Before a disc herniates, the fibrous ring has usually weakened and begun to bulge. Sometimes heavy lifting precedes a herniation, but other times patients cannot pinpoint a specific event as the cause. Disc herniations are most common in middle-aged adults.

A ruptured disc is often excruciatingly painful. When a disc herniates, inflammatory chemicals are released that irritate the spinal nerve root.
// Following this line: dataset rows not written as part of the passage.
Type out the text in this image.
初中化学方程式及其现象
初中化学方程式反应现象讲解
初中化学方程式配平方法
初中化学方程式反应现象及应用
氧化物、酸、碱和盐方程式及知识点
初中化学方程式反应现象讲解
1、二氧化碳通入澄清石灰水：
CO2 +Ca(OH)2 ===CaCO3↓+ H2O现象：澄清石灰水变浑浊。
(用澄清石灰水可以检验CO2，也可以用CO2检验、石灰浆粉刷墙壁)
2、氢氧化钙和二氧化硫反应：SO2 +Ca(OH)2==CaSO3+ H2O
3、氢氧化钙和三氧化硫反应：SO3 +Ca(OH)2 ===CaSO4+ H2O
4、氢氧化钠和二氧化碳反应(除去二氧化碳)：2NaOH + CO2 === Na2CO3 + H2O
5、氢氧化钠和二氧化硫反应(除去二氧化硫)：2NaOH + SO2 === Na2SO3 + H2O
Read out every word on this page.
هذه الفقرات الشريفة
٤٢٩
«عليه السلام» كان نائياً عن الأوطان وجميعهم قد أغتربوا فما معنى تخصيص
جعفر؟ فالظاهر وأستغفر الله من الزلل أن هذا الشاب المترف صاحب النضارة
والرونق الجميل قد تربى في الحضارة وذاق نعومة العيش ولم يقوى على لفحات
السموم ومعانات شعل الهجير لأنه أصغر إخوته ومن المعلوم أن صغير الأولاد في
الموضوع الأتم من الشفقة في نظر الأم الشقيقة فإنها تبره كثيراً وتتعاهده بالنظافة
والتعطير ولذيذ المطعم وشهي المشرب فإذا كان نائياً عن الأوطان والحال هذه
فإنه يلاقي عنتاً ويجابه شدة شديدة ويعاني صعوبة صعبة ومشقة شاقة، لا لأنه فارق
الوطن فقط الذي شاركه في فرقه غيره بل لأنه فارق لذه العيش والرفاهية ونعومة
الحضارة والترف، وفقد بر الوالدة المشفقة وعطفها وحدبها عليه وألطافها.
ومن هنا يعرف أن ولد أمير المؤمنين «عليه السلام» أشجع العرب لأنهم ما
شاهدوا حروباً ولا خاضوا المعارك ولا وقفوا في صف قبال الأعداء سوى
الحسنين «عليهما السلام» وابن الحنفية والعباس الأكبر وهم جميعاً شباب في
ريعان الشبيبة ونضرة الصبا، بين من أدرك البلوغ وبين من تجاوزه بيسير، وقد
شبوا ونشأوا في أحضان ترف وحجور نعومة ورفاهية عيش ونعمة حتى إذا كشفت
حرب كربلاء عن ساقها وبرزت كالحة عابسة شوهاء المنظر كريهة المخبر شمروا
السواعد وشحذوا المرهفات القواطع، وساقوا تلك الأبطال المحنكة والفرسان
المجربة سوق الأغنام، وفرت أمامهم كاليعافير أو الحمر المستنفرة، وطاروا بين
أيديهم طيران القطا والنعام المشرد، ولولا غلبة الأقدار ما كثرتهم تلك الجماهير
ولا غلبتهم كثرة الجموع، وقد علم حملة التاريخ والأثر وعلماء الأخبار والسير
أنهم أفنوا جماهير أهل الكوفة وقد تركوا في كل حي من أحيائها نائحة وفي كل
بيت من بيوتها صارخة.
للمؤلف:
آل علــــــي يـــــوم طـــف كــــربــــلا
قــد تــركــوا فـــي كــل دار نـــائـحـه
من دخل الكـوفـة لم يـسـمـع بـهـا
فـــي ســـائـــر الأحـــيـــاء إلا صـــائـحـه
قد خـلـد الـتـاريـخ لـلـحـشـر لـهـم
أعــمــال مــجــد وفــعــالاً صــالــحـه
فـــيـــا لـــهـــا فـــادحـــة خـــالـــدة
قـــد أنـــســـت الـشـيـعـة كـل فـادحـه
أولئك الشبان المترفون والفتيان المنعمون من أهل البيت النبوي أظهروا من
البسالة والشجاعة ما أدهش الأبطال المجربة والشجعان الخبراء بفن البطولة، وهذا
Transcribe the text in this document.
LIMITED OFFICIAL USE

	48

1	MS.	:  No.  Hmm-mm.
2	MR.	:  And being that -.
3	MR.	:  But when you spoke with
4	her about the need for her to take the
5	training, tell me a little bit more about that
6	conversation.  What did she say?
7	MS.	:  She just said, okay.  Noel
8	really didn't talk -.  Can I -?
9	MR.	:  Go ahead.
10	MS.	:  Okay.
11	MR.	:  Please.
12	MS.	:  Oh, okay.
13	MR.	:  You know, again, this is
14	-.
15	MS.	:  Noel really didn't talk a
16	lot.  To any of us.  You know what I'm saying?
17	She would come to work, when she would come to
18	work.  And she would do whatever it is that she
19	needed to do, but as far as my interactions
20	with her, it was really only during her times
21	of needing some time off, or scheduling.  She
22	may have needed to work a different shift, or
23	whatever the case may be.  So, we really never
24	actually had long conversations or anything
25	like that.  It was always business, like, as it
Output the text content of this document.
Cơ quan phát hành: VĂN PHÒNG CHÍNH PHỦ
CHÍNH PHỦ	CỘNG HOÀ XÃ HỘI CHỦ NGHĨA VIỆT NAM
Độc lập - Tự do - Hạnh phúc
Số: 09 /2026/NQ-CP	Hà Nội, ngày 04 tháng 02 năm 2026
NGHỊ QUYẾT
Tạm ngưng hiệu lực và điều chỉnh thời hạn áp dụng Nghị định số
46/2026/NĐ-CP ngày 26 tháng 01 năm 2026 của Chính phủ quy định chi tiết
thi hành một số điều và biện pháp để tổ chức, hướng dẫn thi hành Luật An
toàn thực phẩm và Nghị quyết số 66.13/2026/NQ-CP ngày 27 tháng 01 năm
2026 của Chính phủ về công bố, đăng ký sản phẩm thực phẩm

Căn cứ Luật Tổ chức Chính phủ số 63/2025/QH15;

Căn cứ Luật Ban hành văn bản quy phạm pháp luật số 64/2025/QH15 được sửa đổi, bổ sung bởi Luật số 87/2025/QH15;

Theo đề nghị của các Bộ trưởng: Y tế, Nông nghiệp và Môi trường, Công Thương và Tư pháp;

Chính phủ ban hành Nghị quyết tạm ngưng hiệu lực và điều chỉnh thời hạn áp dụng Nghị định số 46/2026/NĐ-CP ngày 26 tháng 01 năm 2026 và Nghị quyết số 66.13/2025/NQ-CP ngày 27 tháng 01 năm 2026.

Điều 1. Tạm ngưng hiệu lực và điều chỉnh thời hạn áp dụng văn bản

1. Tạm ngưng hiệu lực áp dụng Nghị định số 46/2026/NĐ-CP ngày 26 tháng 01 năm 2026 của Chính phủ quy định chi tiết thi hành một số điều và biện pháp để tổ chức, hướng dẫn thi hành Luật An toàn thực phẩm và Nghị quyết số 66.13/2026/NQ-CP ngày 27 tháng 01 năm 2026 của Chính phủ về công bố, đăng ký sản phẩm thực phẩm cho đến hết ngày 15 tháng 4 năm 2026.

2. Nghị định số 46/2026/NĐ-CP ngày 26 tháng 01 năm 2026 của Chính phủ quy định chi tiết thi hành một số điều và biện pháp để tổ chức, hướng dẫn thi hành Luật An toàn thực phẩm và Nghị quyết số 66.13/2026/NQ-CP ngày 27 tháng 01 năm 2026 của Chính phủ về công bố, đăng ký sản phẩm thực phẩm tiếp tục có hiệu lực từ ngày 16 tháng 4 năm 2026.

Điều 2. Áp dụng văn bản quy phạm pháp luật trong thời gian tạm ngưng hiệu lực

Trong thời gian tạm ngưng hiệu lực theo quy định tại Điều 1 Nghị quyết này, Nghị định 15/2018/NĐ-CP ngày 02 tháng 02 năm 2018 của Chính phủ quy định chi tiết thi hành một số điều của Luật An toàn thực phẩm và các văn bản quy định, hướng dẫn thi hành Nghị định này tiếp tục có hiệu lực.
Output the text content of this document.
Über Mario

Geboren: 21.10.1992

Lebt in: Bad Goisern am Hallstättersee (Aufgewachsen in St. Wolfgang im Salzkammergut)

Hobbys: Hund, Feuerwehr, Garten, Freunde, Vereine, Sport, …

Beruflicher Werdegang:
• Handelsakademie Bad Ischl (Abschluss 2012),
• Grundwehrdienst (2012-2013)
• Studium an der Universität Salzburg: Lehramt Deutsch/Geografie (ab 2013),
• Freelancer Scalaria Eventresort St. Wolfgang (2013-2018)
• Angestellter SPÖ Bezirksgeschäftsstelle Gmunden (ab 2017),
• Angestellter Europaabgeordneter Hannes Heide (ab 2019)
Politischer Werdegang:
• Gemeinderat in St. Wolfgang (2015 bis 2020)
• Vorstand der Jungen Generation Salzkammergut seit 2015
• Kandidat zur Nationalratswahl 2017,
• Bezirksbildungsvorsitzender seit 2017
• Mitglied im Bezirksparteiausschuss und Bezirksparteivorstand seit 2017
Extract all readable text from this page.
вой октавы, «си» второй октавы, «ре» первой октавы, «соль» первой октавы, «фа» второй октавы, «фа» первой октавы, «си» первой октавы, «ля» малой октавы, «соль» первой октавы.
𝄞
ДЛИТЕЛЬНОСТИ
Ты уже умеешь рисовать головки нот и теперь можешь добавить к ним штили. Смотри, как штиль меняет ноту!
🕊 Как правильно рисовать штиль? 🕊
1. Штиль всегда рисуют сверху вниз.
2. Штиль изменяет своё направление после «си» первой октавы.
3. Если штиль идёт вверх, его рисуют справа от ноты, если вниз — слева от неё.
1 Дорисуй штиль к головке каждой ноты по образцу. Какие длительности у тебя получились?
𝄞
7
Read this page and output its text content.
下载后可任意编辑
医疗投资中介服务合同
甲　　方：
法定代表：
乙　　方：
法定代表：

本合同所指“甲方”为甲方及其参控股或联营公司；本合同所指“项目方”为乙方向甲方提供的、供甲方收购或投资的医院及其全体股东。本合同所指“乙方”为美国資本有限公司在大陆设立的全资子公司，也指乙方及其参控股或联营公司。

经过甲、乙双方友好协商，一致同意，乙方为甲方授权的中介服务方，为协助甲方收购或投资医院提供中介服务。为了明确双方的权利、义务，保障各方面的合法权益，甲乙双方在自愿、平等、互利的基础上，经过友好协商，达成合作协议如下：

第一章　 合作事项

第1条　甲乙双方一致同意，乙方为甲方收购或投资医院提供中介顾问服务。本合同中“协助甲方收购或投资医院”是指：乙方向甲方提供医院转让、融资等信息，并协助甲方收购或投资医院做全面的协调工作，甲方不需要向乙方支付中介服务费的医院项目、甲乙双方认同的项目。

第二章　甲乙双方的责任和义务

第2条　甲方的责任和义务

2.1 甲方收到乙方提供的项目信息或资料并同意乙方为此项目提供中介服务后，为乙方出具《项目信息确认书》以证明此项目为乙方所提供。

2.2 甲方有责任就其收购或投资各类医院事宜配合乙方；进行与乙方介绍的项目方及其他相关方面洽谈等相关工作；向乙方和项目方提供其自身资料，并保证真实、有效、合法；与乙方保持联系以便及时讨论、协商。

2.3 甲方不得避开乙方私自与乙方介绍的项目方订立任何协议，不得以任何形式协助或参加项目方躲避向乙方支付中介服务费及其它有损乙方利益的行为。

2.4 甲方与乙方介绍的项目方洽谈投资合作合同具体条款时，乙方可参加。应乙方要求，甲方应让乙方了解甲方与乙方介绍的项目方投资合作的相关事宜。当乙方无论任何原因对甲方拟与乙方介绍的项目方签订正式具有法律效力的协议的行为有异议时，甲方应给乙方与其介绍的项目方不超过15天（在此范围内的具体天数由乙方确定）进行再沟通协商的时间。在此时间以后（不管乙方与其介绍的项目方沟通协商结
This produces shooting pain down the affected nerve, often down the buttocks and one leg. The protruding portion of the disc can also compresses the nerve root, causing numbness or weakness of a foot, ankle or leg. If the ruptured disc is in the neck, arm and hand numbness or weakness can result.

Although the symptoms can be alarming, the vast majority of herniated discs heal within one to six weeks. If there is no weakness, patients can even wait 12 weeks or longer for the disc to heal. A small percentage of herniations do not heal on their own and require surgery. If a disc herniation causes bladder or bowel incontinence and numbness in the inner thighs, it is called cauda equina syndrome and considered a medical emergency. Emergency surgery is usually required to prevent permanent incontinence.

The majority of disc herniations are treated conservatively. Patients are told to alternate lying down and walking, while avoiding sitting and standing. They may also receive physical therapy and steroid injections into the nerve root to alleviate pain.

Surgery can be effective, but it is a last resort. The gold standard is a microdiscectomy, which can be either an open procedure or a minimally-invasive laparascopic operation. In a microdiscectomy, a portion of the disc nucleus is removed, relieving pressure on the nerve. Possible long-term complications include pain from scar tissue adhering to the nerve and further disc deterioration from removing part of the nucleus.